The format is explicit — in a `.deb` you already know it from the member name
(`control.tar.xz` → `:xz`), so nothing is sniffed.

```elixir
{:ok, gz}  = Debkit.compress(:gzip, "hello")
{:ok, raw} = Debkit.decompress(:gzip, gz)   # "hello"

# :gzip | :xz | :zstd
{:ok, xz} = Debkit.compress(:xz, payload)
```

### ar

```elixir
deb_bytes =
  Debkit.Ar.write!([
    {"debian-binary", "2.0\n"},
    {"control.tar.gz", control_gz},
    {"data.tar.gz", data_gz}
  ])

{:ok, members} = Debkit.Ar.read(deb_bytes)
# [{"debian-binary", "2.0\n"}, {"control.tar.gz", <<...>>}, ...]
```

`write/1` is deterministic — zeroed mtime/uid/gid, mode `0o644`, and crucially
**no symbol table** (the `__.SYMDEF` member that macOS's `ar` injects and that
breaks `dpkg`).

### tar

Entries are `Debkit.Tar.Entry` structs — the same struct flows through `read/1`
and `write/1`, so an archive round-trips. Build them with `Tar.file/3` and
`Tar.dir/2`:

```elixir
tar = Debkit.Tar.write!([
  Debkit.Tar.dir("./usr/", 0o755),                  # directory (ustar typeflag 5)
  Debkit.Tar.dir("./usr/bin/"),                      # mode defaults to 0o755
  Debkit.Tar.file("./control", "Package: hello\n"), # file; mode defaults to 0o644
  Debkit.Tar.file("./usr/bin/hello", "#!/bin/sh\n", 0o755)
])

{:ok, entries} = Debkit.Tar.read(tar)
# [#Debkit.Tar.Entry<dir "./usr/" 0o755>,
#  #Debkit.Tar.Entry<dir "./usr/bin/" 0o755>,
#  #Debkit.Tar.Entry<file "./control" 0o644 15B>,
#  #Debkit.Tar.Entry<file "./usr/bin/hello" 0o755 10B>]
```

A `.deb`'s `data.tar` lists an explicit directory entry for each parent dir, so
emit `dir/2` entries before the files they contain. Names are stored
**verbatim**, including a leading `./` and a directory's trailing `/` — unlike
most tar writers, which normalise `.` components away. `read/1` returns file and
directory entries; symlinks and device nodes are skipped.

### Putting it together

```elixir
control_tar = Debkit.Tar.write!([Debkit.Tar.file("./control", control_text)])

data_tar =
  Debkit.Tar.write!([
    Debkit.Tar.dir("./usr/", 0o755),
    Debkit.Tar.dir("./usr/bin/", 0o755),
    Debkit.Tar.file("./usr/bin/hello", script, 0o755)
  ])

deb =
  Debkit.Ar.write!([
    {"debian-binary", "2.0\n"},
    {"control.tar.gz", Debkit.compress!(:gzip, control_tar)},
    {"data.tar.gz", Debkit.compress!(:gzip, data_tar)}
  ])
```

The result is byte-for-byte reproducible and reads cleanly under `dpkg-deb`.

## Errors

The non-bang functions return `{:ok, result}` or `{:error, reason}` and never
raise across the NIF boundary.

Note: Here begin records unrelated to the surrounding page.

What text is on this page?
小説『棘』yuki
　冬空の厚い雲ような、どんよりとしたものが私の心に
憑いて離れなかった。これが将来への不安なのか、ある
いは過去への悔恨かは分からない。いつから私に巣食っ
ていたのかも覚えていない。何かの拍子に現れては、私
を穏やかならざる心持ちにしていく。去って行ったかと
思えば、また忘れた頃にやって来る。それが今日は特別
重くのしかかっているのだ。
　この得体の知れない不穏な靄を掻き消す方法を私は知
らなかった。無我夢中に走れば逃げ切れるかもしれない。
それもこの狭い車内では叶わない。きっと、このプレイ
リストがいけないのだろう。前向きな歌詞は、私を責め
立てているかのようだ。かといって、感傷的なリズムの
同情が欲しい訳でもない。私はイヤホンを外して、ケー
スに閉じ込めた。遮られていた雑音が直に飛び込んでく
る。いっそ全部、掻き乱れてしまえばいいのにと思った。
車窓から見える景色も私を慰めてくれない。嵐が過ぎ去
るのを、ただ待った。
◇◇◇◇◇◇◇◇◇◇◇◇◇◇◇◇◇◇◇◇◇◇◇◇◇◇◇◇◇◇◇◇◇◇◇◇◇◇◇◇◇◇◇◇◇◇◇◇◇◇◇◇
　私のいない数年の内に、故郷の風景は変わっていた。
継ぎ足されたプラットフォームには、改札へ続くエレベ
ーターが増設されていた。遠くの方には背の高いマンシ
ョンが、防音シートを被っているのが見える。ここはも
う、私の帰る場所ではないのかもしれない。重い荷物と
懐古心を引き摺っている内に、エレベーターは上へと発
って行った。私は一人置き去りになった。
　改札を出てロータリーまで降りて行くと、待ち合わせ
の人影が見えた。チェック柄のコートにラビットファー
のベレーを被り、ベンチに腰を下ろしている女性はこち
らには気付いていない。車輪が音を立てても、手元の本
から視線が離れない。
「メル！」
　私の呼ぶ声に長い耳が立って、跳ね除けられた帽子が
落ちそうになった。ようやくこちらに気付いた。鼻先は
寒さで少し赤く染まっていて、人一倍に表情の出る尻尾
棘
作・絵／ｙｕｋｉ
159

The `!` variants raise `Debkit.Error` with the
same reason.

| reason | meaning |
|---|---|
| `:corrupt` | the input is malformed for the codec (bad magic, truncated stream, bad headers) |
| `:unsupported` | well-formed but uses a feature this library doesn't implement |
| `:name_too_long` | (writers) a member name doesn't fit the target archive format |

## Development

The NIF is built from source for local work and CI:

```sh
DEBKIT_BUILD=1 mix test     # or: just test
just fmt                    # mix format + cargo fmt
```

Releases are cut with `just release` (bump, tag, push); a GitHub Actions
workflow builds the per-target NIFs, attaches them to the release, and publishes
to Hex behind a manual approval gate. See [`UPDATE_PROCEDURE.md`](UPDATE_PROCEDURE.md).